Italianos trabalharam no túnel do século 19 e trabalham na construção do túnel atual. swissinfo.ch

A imigração italiana na Suíça é um tema sempre atual. Quatro décadas depois da famosa consulta popular “Schwarzenbach”, sobre a conveniência ou não de reduzir a população de estrangeiros, a trajetória de italianos em solo suíço ganha uma semana de cinema em Milão e a publicação de um livro.

Filmes da cinemateca suíça o livro “A Itália na Suíça” – cujo autor, Renato Martinoni, é professor de literatura italiana na Universidade de St. Gallen – são uma reflexão sobre a presença italiana em vários campos: trabalho, sociedade, cultura e a herança deixada pelos pioneiros e enriquecida pela atual geração.

Uma seleção de 15 películas, entre ficções , documentários e cinejornais(1945-1970), retrata a vida nada fácil dos italianos do outro lado dos Alpes, principalmente, no período pós-guerra. Mostra ainda a viagem e a passagem pelo país italiano de clandestinos africanos e turcos rumo à Suíça.

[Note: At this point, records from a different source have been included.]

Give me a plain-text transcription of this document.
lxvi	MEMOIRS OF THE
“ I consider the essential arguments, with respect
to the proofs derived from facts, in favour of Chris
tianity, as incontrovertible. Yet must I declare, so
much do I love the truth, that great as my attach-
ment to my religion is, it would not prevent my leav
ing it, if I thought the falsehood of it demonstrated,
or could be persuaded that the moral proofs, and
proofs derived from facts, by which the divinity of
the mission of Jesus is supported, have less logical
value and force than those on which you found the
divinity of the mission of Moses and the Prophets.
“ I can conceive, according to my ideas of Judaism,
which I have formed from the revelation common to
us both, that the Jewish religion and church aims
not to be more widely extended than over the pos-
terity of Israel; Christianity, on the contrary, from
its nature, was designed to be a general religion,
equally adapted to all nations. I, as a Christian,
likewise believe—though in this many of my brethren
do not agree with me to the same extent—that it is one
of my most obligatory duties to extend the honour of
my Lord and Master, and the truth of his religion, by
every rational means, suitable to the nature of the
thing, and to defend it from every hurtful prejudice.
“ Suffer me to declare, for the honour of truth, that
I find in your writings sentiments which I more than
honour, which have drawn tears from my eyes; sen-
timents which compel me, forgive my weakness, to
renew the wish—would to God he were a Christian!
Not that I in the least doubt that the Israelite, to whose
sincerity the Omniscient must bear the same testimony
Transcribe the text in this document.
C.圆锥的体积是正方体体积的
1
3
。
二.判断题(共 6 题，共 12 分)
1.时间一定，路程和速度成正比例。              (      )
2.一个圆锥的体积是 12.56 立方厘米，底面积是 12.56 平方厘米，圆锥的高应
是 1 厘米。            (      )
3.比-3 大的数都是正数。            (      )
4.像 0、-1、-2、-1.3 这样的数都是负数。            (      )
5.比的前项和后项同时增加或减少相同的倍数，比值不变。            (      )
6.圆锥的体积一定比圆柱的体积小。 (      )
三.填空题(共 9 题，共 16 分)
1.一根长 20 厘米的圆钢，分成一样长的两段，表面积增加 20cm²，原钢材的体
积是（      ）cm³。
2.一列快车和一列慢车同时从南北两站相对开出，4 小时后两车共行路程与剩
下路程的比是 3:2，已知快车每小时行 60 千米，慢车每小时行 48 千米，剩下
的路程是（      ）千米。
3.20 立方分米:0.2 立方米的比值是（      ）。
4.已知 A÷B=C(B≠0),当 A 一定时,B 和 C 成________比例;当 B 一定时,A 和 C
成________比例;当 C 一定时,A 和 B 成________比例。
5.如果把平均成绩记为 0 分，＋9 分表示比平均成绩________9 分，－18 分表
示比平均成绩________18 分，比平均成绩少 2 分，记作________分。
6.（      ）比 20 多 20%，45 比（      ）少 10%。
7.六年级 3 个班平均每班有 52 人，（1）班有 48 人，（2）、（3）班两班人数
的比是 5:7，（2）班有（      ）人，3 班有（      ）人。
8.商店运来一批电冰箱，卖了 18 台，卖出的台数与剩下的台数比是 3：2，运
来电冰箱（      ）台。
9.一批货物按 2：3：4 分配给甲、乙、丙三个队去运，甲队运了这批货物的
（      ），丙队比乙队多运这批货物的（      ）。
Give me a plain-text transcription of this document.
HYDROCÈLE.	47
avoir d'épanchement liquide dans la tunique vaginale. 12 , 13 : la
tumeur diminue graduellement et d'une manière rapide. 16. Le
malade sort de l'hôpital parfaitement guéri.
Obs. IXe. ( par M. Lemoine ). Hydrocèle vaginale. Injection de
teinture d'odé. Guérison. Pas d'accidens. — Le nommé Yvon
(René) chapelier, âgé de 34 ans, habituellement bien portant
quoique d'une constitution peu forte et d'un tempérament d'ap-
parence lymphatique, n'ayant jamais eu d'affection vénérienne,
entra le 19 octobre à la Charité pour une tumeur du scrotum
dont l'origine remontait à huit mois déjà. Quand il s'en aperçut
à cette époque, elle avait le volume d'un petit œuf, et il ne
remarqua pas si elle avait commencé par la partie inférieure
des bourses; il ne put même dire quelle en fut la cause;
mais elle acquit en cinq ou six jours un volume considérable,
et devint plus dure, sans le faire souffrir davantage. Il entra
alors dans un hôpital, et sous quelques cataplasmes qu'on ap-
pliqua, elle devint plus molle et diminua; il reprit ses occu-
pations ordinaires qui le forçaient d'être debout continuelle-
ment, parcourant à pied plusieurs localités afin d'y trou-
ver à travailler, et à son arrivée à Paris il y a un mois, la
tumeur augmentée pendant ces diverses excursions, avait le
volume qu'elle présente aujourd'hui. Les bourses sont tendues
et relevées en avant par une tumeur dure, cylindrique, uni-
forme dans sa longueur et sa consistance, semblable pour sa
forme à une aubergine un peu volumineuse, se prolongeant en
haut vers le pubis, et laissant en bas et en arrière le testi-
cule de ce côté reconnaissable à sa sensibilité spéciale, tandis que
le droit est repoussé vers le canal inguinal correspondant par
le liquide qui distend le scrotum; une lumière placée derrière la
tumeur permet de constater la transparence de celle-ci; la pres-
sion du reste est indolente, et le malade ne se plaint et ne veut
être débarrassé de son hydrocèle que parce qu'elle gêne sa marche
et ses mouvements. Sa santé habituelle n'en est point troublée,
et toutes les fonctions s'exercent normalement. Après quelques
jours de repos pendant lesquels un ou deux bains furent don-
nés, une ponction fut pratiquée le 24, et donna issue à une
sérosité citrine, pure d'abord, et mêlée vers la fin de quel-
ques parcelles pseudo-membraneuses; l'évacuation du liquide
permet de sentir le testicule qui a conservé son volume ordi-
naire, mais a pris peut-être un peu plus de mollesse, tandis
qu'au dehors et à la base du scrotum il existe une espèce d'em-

”Achamos que o momento é bem propício para mostrar estes filmes. Eles podem contribuir para fomentar debates sobre a questão da imigração, hoje, mais do que nunca, no centro das discussões, italianas, suíças, europeias”, disse Frédéric Maire, diretor da Cinemateca Suíça, à swissinfo.ch,

Filmes raros, como Pão e Chocolate (1971, do cineasta italiano Franco Brusati), e Borderline (1930, do pintor escocês e teórico do cinema, Kenneth Macpherson, marco da vanguarda modernista), contam as dificuldades na integração de estrangeiros no país. Ambos foram rodados na Suíça. O primeiro, uma comédia, mostra as aventuras e desventuras de um italiano que trabalha como garçom; o segundo, mudo, em preto e branco, traz o drama de um casal, ela branca e ele negro, diante da resistência da sociedade local em aceitar a união mestiça.

Xenofobia, preconceito, racismo são questões que já emergem naquela época e que ainda estão presentes. E os italianos, como integrantes da primeira grande onda de imigração, tiveram que superar a rigidez suíça como primeiro obstáculo. Uma barreira que, aos poucos, foi se tornando mais maleável com as ondas sucessivas de espanhóis e portugueses, entre outros.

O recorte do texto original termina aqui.